Bergegaslah si Koro menemui pria bijak yang berpakaian aneh. Dengan hati yang merasa sangat keberatan untuk meninggalkan rumah kesayangannya, si Koro hendak menanyakan kebenaran berita itu. Sesampainya dia berhadapan dengan pria berpakaian aneh, si Koro langsung bertanya, "Hai, Tuan yang bijak! Apakah benar berita yang kau bawakan itu? Bahwa Raja akan menebang hutan untuk membangun sebuah benteng?"

Pria berpakaian aneh pun menjawabnya, "Ya. Itu benar, Kawanku. Raja akan mengusir kalian dan menebang hutan ini sampai habis."

Si Koro merasa terkejut dan kesal mendengarnya. "Kalau begitu, bisakah kau kembali ke kota dan menyampaikan pada rajamu itu bahwa aku menolak meninggalkan hutan ini?" pintanya dengan lantang, didengar oleh seluruh penduduk hutan. “Aku tidak akan meninggalkan rumahku di hutan ini. Mau Raja menghukumku sekali pun, aku tidak akan meninggalkannya.”

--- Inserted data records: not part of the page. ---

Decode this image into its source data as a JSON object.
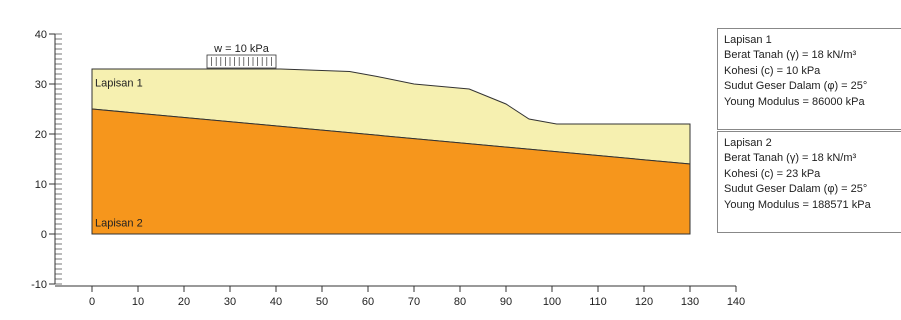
{
  "colors": {
    "layer1_fill": "#f6f0b0",
    "layer2_fill": "#f6961c",
    "outline": "#333333"
  },
  "axes": {
    "x_ticks": [
      "0",
      "10",
      "20",
      "30",
      "40",
      "50",
      "60",
      "70",
      "80",
      "90",
      "100",
      "110",
      "120",
      "130",
      "140"
    ],
    "y_ticks": [
      "40",
      "30",
      "20",
      "10",
      "0",
      "-10"
    ],
    "x_range": [
      0,
      140
    ],
    "y_range": [
      -10,
      40
    ]
  },
  "geometry_data": {
    "surface": [
      [
        0,
        33
      ],
      [
        41,
        33
      ],
      [
        56,
        32.5
      ],
      [
        62,
        31.5
      ],
      [
        70,
        30
      ],
      [
        82,
        29
      ],
      [
        90,
        26
      ],
      [
        95,
        23
      ],
      [
        101,
        22
      ],
      [
        130,
        22
      ]
    ],
    "interface": [
      [
        0,
        25
      ],
      [
        130,
        14
      ]
    ],
    "base_elevation": 0,
    "x_extent": [
      0,
      130
    ],
    "load_x_range": [
      25,
      40
    ]
  },
  "load": {
    "label": "w = 10 kPa"
  },
  "layers": [
    {
      "name": "Lapisan 1",
      "lines": [
        "Lapisan 1",
        "Berat Tanah (γ) = 18 kN/m³",
        "Kohesi (c) = 10 kPa",
        "Sudut Geser Dalam (φ) = 25°",
        "Young Modulus = 86000 kPa"
      ]
    },
    {
      "name": "Lapisan 2",
      "lines": [
        "Lapisan 2",
        "Berat Tanah (γ) = 18 kN/m³",
        "Kohesi (c) = 23 kPa",
        "Sudut Geser Dalam (φ) = 25°",
        "Young Modulus = 188571 kPa"
      ]
    }
  ]
}
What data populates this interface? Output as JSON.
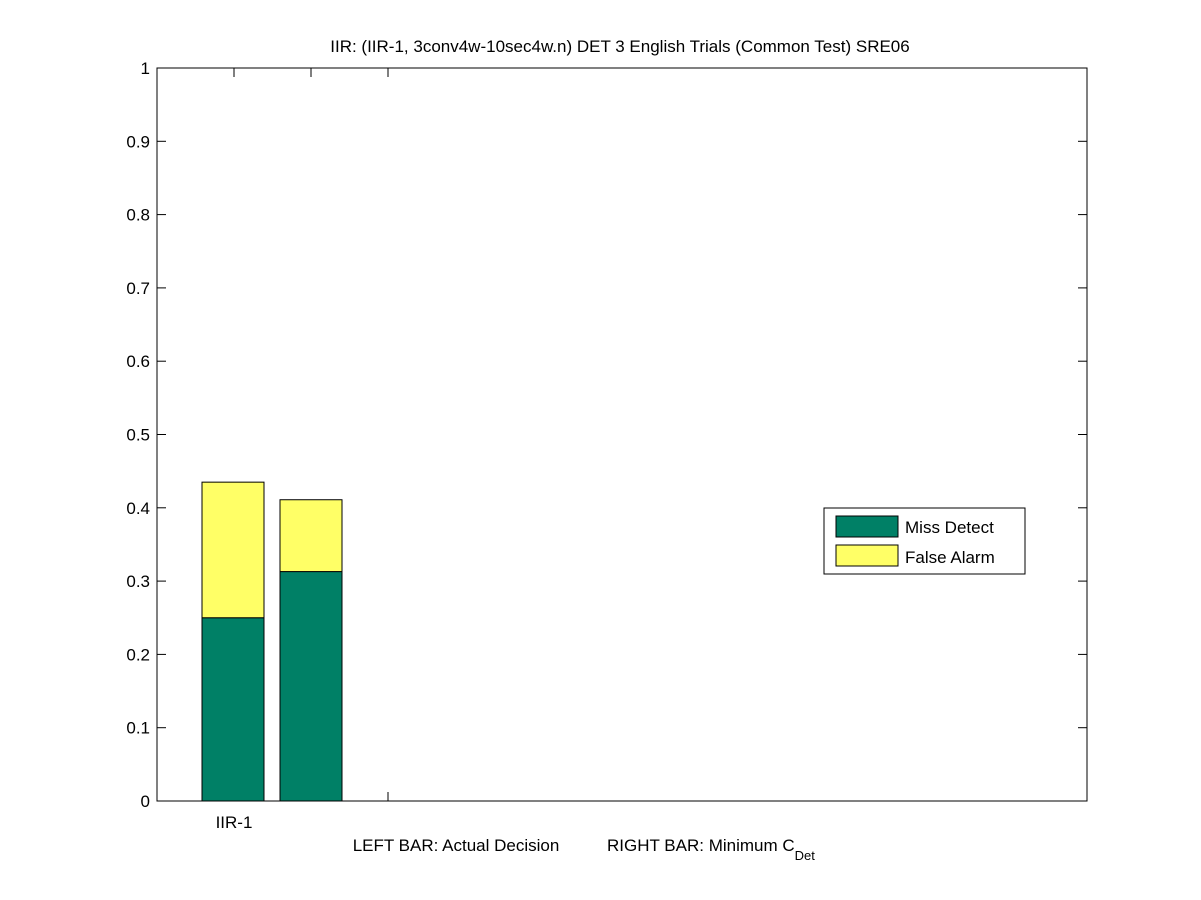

Mendengarnya, pria berpakaian aneh pun kembali ke kota dan menyampaikan pesan si Koro pada Raja. Raja begitu marah dan memerintahkan pria berpakaian aneh itu untuk kembali ke hutan. "Suruh dia menghadap padaku! Jika tidak kulihat sehelai pun bulu kecilnya itu malam ini, akan kumasak dia karena berani menentang perintahku!" kata Raja dengan murka.

Kembalilah pria berpakaian aneh ke hutan di kala senja, dan berkatalah dia pada si Koro, "Ikutlah denganku, Raja ingin bertemu denganmu."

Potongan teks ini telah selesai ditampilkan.